Politicians, pundits and voters are working on the assumption that if a deficit reduction/debt limit deal can be brokered before the August 2 deadline, that the crisis will have been averted, our representatives will have risen to the grand occasion, and the system -- warts and all --is functioning as it is supposed to by accomondating all the conflicting interests in our diverse, complex society.
But this view does not take into account the damage that the failure to raise the debt limit (and the accompanying discussion of potential default) has already inflicted and continues to inflict every day. The drip, drip, drip that you hear is the slow, but unmistakeable, dimuntion of American power.
Our power has three main sources -- out military might (the limits of which is on display in Afghanistan, Iraq and Libya), our economy (the reputation of which took an enormous blow due to the U.S.-intitiated global financial crisis), and what I will call, the American mystique. This last item is hard to quantify, but it is real -- the notion that America is perpetually dynamic, with a people and system capable of meeting every challenge and providing leadership to the rest of the world.
While there have been many dents in our global image over the past decade, the debt limit crisis is undercutting faith in the American mystique perhaps like no other. There are two reasons:
First, since the end of World War II, confidence in American creditworthiness has been a fundamental element of the global economy and a source of stability. The bedrock of efforts to deal with any number of economic crises -- whether the oil shocks of the seventies, hyperinflation in Latin America or currency crises in Asia, has been confidence in the dollar and the bulletproof nature of American credit. The mere discussion of a possible default by the United States of America, even if it doesn't come close to happening, is terribly damaging. A lot of economics is about perception -- the thought that our Treasury bills are less than a 100% secure investment erodes global confidence in us as the backbone of the global economy.

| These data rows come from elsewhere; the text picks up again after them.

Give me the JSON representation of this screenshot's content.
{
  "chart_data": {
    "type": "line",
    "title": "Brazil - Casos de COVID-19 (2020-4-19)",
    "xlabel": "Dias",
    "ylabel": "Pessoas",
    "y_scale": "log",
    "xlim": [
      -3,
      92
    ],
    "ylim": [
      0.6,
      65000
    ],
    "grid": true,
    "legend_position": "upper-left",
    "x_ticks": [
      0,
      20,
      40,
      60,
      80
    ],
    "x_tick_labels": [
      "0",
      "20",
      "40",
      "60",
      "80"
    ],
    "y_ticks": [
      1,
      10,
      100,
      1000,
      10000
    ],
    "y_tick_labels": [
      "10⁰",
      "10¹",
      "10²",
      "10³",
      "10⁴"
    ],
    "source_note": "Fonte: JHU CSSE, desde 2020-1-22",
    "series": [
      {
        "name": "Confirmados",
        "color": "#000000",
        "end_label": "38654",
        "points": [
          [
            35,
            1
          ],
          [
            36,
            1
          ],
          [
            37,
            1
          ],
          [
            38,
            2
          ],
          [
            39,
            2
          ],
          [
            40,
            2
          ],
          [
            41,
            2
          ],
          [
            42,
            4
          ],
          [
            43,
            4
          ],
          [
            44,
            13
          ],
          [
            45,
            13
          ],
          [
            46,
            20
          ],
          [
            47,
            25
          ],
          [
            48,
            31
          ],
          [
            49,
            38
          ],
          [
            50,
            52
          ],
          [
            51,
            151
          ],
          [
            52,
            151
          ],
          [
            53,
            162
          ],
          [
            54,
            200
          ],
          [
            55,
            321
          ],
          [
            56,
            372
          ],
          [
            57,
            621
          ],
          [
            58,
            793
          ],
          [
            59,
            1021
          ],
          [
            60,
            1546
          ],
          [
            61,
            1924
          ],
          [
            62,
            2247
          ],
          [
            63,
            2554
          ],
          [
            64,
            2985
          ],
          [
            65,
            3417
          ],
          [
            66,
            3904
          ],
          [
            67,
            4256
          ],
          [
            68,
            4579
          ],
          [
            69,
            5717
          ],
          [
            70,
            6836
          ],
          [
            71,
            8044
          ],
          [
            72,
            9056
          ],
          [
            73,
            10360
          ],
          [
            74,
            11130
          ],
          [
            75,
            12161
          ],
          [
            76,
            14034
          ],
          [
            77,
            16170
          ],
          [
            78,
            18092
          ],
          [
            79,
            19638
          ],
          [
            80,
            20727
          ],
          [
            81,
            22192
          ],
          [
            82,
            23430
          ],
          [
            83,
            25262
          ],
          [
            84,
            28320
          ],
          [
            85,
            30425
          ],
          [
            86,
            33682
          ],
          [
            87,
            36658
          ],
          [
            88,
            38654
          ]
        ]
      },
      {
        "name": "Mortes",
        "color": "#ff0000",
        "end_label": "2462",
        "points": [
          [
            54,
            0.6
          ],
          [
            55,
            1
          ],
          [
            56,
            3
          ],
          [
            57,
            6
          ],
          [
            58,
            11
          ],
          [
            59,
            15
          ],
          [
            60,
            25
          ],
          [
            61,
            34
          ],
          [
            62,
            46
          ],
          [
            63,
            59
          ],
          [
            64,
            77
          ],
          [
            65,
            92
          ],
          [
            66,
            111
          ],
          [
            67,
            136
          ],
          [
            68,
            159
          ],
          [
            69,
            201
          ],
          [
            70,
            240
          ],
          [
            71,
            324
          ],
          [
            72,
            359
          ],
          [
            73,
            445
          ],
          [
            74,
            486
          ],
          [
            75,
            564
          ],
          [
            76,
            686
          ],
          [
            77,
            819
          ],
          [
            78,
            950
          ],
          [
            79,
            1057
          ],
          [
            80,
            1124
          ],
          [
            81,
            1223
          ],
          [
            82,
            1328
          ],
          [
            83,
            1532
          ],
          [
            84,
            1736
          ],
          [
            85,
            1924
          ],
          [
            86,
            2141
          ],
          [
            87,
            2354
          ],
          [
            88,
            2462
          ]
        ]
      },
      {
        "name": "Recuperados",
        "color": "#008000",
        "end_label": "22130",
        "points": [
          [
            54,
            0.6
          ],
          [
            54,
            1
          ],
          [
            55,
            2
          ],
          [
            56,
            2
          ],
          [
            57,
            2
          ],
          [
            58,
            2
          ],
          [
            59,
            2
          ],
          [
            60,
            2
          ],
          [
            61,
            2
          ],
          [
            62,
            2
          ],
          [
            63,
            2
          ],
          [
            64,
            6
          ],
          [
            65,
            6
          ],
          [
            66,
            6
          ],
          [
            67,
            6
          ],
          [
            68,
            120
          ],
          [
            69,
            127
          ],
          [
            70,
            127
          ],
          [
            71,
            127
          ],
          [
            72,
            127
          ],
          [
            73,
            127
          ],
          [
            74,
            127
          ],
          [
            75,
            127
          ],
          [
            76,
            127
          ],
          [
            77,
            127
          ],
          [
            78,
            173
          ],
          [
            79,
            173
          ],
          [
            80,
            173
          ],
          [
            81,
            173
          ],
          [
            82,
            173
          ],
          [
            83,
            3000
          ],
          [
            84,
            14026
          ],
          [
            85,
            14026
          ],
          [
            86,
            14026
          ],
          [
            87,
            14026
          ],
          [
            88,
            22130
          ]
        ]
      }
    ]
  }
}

In bygone years, this might have been just a blip. But consider that China holds $1.1 trillion in U.S. securities. The rest of the world holds another $3.3 trillion. How could it possibly be in our interest to undermine investor confidence when we are the biggest debtor nation in the history of the world? Consider as well that if we start having to pay a premium to sell our debt -- increased interest costs would wipe out the savings that are being haggled on in the debt limit talks in a nanosecond.
The second reason the debt limit stalemate is causing real damage is because it is putting our dysfunctional political system on display for the world to observe (especially for countries holding large amounts of our debt, our currency, and our equities). The power that emanates from American mystique is based on the perception that we are a can-do nation with the capability of rising up to great challenges -- coming to Europe's rescue in the war, standing up to the Soviet Union, putting a man on the moon, leading the globe into the information age. Of late, however, we are more of a can't-do nation -- we can't fix our immigration system, we can't get our economy on track, and we can't break our dependence on foreign energy sources (and we can't even talk about how to deal with climate change).
The debt limit controversy feeds into the thinking that America has lost its dynamism. It is a crazy issue after all -- one that must be difficult for the rest of the world to comprehend. Our government has set a taxation level at about 15 percent of GDP and committed to spending about 24 percent of GDP. There is no choice but to borrow the remainder. Yet, we have spent most of 2011 undermining confidence in the full faith and credit of the U.S. government while debating the foregone conclusion that we must borrow more money.
The rest of the world is left to scratch its head and wonder what is up with America.